Research isn’t just about gathering data; it’s about using that data to prove or disprove assumptions called hypotheses.
Accordingly, you want to go ahead and come up with a few hypothesis ideas before you start assembling your data. Go ahead and predict your results based on your gut instincts or what you consider common knowledge. If your research aims to debunk a commonly believed fact, you can operate on the hypothesis that the fact will be wrong.
If you’re completely at a loss for hypotheses, you can predict that there will be no trends whatsoever among your data.
Your hypotheses guide your research in very concrete ways. If you’re conducting a survey, a hypothesis will help you determine questions to ask that can directly answer it.
For example, let’s say that your hypothesis is that “people are willing to spend more money at a local establishment compared to a franchise.” To prove or disprove that hypothesis, you can ask things like:
- How often have you visited a franchise business in the past month?
- On average, what do you spend within the following ranges: $5-$10, $10-$15, etc.
- Do you try to support local businesses on purpose?
- Which of the following reasons encourage you to support local businesses?
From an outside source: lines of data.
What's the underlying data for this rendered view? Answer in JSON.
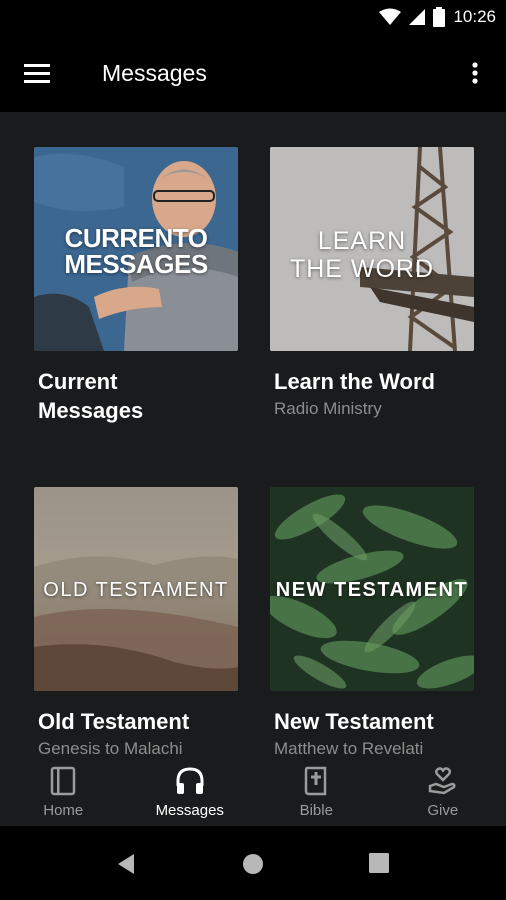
{
  "status": {
    "time": "10:26"
  },
  "header": {
    "title": "Messages"
  },
  "cards": [
    {
      "thumb_text": [
        "CURRENTO",
        "MESSAGES"
      ],
      "title": "Current Messages",
      "subtitle": ""
    },
    {
      "thumb_text": [
        "LEARN",
        "THE WORD"
      ],
      "title": "Learn the Word",
      "subtitle": "Radio Ministry"
    },
    {
      "thumb_text": [
        "OLD TESTAMENT"
      ],
      "title": "Old Testament",
      "subtitle": "Genesis to Malachi"
    },
    {
      "thumb_text": [
        "NEW TESTAMENT"
      ],
      "title": "New Testament",
      "subtitle": "Matthew to Revelati"
    }
  ],
  "nav": {
    "items": [
      {
        "label": "Home",
        "icon": "book-outline-icon"
      },
      {
        "label": "Messages",
        "icon": "headphones-icon"
      },
      {
        "label": "Bible",
        "icon": "bible-icon"
      },
      {
        "label": "Give",
        "icon": "give-heart-hand-icon"
      }
    ],
    "active": "Messages"
  },
  "colors": {
    "background": "#1a1b1c",
    "bar": "#000000",
    "inactive": "#9b9b9b",
    "subtitle": "#8d8d8d"
  }
}
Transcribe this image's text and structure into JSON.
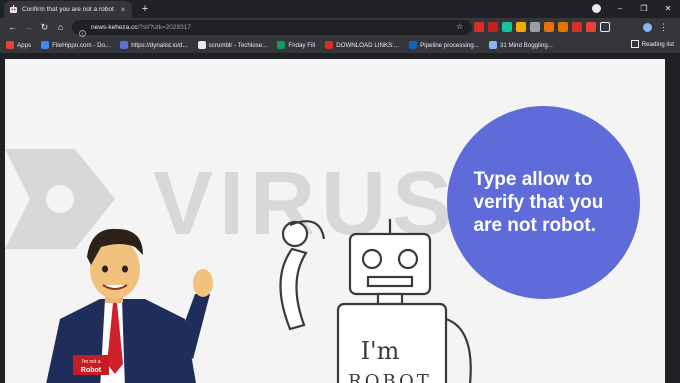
{
  "browser": {
    "tab": {
      "title": "Confirm that you are not a robot",
      "close_glyph": "×"
    },
    "new_tab_glyph": "+",
    "window_controls": {
      "minimize": "–",
      "maximize": "❐",
      "close": "✕"
    },
    "nav": {
      "back": "←",
      "forward": "→",
      "reload": "↻",
      "home": "⌂"
    },
    "address": {
      "domain": "news-keheza.cc",
      "path": "/?sl/?utk=2029317"
    },
    "star_glyph": "☆",
    "menu_glyph": "⋮",
    "extensions": [
      {
        "name": "adblock-extension-icon",
        "color": "#d93025"
      },
      {
        "name": "ext-red-icon",
        "color": "#c5221f"
      },
      {
        "name": "grammarly-icon",
        "color": "#15c39a"
      },
      {
        "name": "ext-yellow-icon",
        "color": "#f9ab00"
      },
      {
        "name": "ext-grey-icon",
        "color": "#9aa0a6"
      },
      {
        "name": "ext-orange-icon",
        "color": "#e8710a"
      },
      {
        "name": "ext-rss-icon",
        "color": "#e37400"
      },
      {
        "name": "ext-bug-icon",
        "color": "#d93025"
      },
      {
        "name": "ext-gmail-icon",
        "color": "#ea4335"
      },
      {
        "name": "puzzle-extensions-icon",
        "color": "#e8eaed"
      }
    ],
    "bookmarks": [
      {
        "label": "Apps",
        "icon": "apps-grid-icon",
        "color": "#ea4335"
      },
      {
        "label": "FileHippo.com - Do...",
        "icon": "filehippo-icon",
        "color": "#4285f4"
      },
      {
        "label": "https://dynalist.io/d...",
        "icon": "dynalist-icon",
        "color": "#5f6fd6"
      },
      {
        "label": "scrumblr - Techlose...",
        "icon": "scrumblr-icon",
        "color": "#e8eaed"
      },
      {
        "label": "Friday Fill",
        "icon": "friday-fill-icon",
        "color": "#0f9d58"
      },
      {
        "label": "DOWNLOAD LINKS:...",
        "icon": "download-links-icon",
        "color": "#d93025"
      },
      {
        "label": "Pipeline processing...",
        "icon": "linkedin-icon",
        "color": "#0a66c2"
      },
      {
        "label": "31 Mind Boggling...",
        "icon": "mind-boggling-icon",
        "color": "#8ab4f8"
      }
    ],
    "reading_list": "Reading list"
  },
  "page": {
    "bubble_text": "Type allow to verify that you are not robot.",
    "bubble_color": "#5e6bd8",
    "badge_text_top": "I'm not a",
    "badge_text_bottom": "Robot",
    "robot_chest_text": "I'm",
    "robot_chest_text_2": "ROBOT",
    "watermark_text": "VIRUS"
  }
}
I know the owner, I want the money to go back to the community, etc.
After gathering all the data you need, it’s time to process that data into something people can digest at a glance. One of the easiest ways to do so is to lump datasets into different categories.
Going back to the local vs. franchise question, maybe you think that people who have lived in the town all their lives are more likely to make a choice compared to newcomers. Or, maybe you think that people who make a certain amount in their yearly salary are more apt to make a certain decision?
Consider these assumptions as secondary hypotheses, and test them out as you compile your data. If your hypothesis is wrong, try approaching data from a new angle.
Of course, you should also leave yourself open to discovery! Sometimes just dropping data into bar graphs is enough to have findings jump out at you all on their own.
Completing your study is just the beginning of a new phase: publishing your results and using those results for related content.
Examples of ways to use your results include:
- A summary press release
- An in-depth report
- Sharable inforgraphics or slide shows
- Blogs discussing specific trends you’ve seen
- Editorial-style blogs combining your research findings with your own thoughts and other commentary
- Promotional materials that use your findings to make a point
- Guest posts presenting you as a subject authority where you get to assert your findings with data to back it up
Sort these ideas into priorities, including your “yeses,” “nos” and “maybes.” Then, work your way down the list!
With this method, you can keep chugging along with new content based off the same information for months. You can also always update your research later with a newer, more-current study.
In this way, original research is the gift that keeps on giving! It can help you make a name for yourself, drive engagement on your content, position you as a subject authority, and so much more. At the very least, you’ll never be lacking for new content ideas.